Akademik çalışmalarınız hakkında çok kısa bilgi verebilir misiniz?
Araştırma makaleleri, bilimsel toplantılarda sunulan bildiriler, kitaplar, kitap bölümleri, ders notları, araştırma ve kalkınma projesi raporları, yayım ve popüler dergi makaleleri ve tezlerden oluşan 124’ü ulusal, 40’ı uluslararası toplam 164 yayınım bulunmaktadır. Uluslararası düzeyde yaklaşık olarak 40’ın üzerinde bilimsel aktiviteye katıldım.
Neden rektör adayı oldunuz?
Rektör adayı olmak aniden alınmış bir karar değildir. Türkiye’de ve dünya üniversitelerindeki gidişat ile ilgili birikimim, Atatürk Üniversitesinin problemlerini yakından bilmem, yönetimsel anlamda yapılanları, doğruları ve yanlışları yakından takip etme şansına sahip olmam gibi faktörler doğal olarak rektör adayı olma kararını vermemde etkili oldu. Bu birikim ve deneyimlere sahip olma şansını yakalamış biri olarak bu kararımın bir sorumluluğun gereği olduğunu düşündüm ve bu zorlu sürece talip oldum.

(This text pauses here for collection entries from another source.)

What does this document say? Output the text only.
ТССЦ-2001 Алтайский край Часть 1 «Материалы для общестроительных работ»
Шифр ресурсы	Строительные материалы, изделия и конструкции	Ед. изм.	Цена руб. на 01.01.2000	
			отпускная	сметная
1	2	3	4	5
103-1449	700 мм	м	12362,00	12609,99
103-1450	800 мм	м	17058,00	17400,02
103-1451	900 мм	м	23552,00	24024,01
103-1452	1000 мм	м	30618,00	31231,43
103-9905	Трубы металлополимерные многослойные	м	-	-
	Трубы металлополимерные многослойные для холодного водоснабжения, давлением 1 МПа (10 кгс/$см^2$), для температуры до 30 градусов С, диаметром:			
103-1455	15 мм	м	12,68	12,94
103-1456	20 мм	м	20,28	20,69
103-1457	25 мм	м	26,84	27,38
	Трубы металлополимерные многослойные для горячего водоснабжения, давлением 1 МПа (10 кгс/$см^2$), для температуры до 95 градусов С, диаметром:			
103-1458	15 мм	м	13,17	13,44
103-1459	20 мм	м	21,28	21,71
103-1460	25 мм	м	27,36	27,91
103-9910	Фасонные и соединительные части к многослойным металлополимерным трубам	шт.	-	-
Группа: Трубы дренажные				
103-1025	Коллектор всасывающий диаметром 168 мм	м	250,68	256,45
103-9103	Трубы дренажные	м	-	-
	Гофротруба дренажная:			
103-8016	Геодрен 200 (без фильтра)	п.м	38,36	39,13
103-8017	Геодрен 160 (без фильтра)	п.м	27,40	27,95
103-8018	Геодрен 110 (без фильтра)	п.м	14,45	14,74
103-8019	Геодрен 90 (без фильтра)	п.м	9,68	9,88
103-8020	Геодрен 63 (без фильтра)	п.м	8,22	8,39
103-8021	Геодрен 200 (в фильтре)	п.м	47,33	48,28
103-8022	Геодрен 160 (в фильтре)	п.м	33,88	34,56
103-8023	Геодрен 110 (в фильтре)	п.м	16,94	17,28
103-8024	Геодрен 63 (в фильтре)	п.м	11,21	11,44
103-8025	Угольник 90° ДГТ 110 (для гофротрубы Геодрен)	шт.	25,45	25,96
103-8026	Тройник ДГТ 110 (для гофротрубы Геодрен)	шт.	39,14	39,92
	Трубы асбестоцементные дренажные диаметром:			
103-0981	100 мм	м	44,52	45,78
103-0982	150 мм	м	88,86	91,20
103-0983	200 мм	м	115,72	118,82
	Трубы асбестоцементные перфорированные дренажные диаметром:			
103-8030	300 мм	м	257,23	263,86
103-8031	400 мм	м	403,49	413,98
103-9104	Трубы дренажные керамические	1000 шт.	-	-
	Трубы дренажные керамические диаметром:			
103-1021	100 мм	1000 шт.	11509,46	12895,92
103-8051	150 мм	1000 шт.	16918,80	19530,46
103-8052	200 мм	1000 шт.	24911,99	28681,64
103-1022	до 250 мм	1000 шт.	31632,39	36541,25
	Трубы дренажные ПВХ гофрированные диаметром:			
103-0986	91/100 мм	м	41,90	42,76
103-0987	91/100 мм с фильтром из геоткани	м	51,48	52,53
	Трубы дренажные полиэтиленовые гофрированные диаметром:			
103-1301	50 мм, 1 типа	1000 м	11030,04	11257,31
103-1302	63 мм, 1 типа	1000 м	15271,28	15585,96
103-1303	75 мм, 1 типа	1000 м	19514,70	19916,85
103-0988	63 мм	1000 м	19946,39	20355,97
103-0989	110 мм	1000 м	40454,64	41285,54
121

Yönetim Stratejiniz nasıl olacak?
Önceki yönetimlerde gözlediğim yanlışlardan hareket ederek üç şeyi yapacağım. Birincisi iyi bir delegasyon yani görevlendirmede tam bir yetki ve sorunluluk dağıtımı yapacağım. İkincisi yetki ve sorumluluk sahibi olacak ekibin iş odaklı, vizyon sahibi, liyakat sahibi ve yetkili olduğu birimde karşılığının (ağırlığı) olmasına dikkat edeceğim. Üçüncüsü de takip edeceğim, denetleyeceğim ve hedefe ulaşma doğrultusunda sorgulayacağım. Benzer bir soru İlahiyat Fakültesinde de soruldu. Ben de cevap olarak “Nisa Suresi 58. Ayet” dedim. Ayetin meali şöyle: “Emaneti konu ile ilgili ehline veriniz. İnsanlar hakkında hiçbir fark gözetmeden adaletle hükmediniz.” Sanırım başka söze gerek yok.
Nasıl bir Atatürk Üniversitesi hedefliyorsunuz?
Atatürk Üniversitesi Rektörü olduğumda;
- Üniversitemizde yeni bir heyecan ve umut oluşturacak,
- Üniversitedeki herkesin Atatürk Üniversiteli olma duygusunun asıl unsur olduğunu hissettiren bir üniversite ortamı oluşturma anlayışıyla tüm üniversitenin potansiyelini harekete geçirecek,
- Doğru bir üniversite vizyonuyla Üniversite’de her alanda kaliteyi önceleyecek,
- Şehirle, Hükümetle, Siyasetle, Yükseköğretim Kuruluyla (YÖK), Kurumlarla, Sivil Toplum Örgütleriyle ve Ulusal ve Uluslararası Üniversitelerle sağlıklı ilişkiler kurarak katkı verecek ve katkı alacak,
- Üniversite’yi Türkiye’de ilk 10 üniversite arasında taşıyacak bir yönetim stratejisi takip edilecek ve bu stratejiyle uyumlu projeler hayata geçirilecektir.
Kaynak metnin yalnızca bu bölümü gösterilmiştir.